The clinic committee, composed of faculty within the department and doctoral students within the American Psychological Association-accredited clinical psychology doctoral program, are staffing the telehealth services. These student clinicians are second-, third- or fourth-year students in a practicum course. Under the direction of six faculty members, 17 doctoral students provide services and are required to complete training materials and participate in mock sessions with supervisors.
“The telehealth services are designed for clients across Mississippi, especially those whose access to affordable mental health services has been limited due to travel, childcare, scheduling or other barriers,” said Mitchell Berman, professor and psychology department head.
“Although various rules and regulations have been relaxed for telehealth during the COVID-19 pandemic, our clinic is following best practices for these services,” Berman said. “We hope to continue to offer this modality as a permanent part of the comprehensive psychological services we offer.”
To initiate services, individuals can call the clinic at 662-325-0270. A graduate clinician will return the call and gather basic information about the type of service desired. After a screening process, a clinician is assigned and services can begin.
For more information, visit www.psychology.msstate.edu/clinic/.
Additionally, the Mississippi Department of Mental Health and MSU’s psychology department this year received a federal grant for youth suicide prevention.
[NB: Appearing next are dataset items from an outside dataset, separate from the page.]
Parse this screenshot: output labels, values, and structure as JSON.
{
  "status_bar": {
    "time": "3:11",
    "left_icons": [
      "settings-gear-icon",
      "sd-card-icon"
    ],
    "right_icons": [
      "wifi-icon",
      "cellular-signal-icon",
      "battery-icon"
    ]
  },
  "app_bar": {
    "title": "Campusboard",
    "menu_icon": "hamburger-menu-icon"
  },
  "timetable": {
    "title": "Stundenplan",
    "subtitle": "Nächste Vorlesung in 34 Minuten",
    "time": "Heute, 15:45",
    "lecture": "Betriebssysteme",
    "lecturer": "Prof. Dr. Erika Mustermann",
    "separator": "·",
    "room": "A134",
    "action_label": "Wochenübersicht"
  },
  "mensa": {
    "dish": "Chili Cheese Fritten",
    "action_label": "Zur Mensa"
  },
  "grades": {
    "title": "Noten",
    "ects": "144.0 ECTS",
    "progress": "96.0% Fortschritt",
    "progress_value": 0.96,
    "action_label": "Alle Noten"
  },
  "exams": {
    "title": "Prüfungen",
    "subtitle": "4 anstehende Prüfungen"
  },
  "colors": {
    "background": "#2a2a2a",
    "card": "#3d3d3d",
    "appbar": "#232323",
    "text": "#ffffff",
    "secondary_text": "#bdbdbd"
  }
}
In response to the COVID-19 pandemic, Stafford and faculty members Michael Nadorff and Rachel C. Franklin created a free video about youth suicide prevention and The Alliance Project. View the free video at https://www.youtube.com/watch?v=pRKecOce7AA&feature=youtu.be.
The grant also offers trainings for groups interested in suicide prevention. For more information, contact Franklin at firstname.lastname@example.org.
For parents seeking guidance on how to talk to children about COVID-19, a free downloadable fact sheet is available from The Substance Abuse and Mental Health Services Administration, a branch of the U.S. Department of Health and Human Services, at https://store.samhsa.gov/product/Talking-With-Children-Tips-for-Caregivers-Parents-and-Teachers-During-Infectious-Disease-Outbreaks/PEP20-01-01-006.
MSU’s Department of Psychology is part of the College of Arts and Sciences, which includes more than 5,200 students, 325 full-time faculty members, nine doctoral programs, 14 master’s programs, and 27 undergraduate academic majors offered in 14 departments. Complete details about the College of Arts and Sciences or the Department of Psychology may be found at www.cas.msstate.edu or www.psychology.msstate.edu.
MSU is Mississippi’s leading university, available online at www.msstate.edu.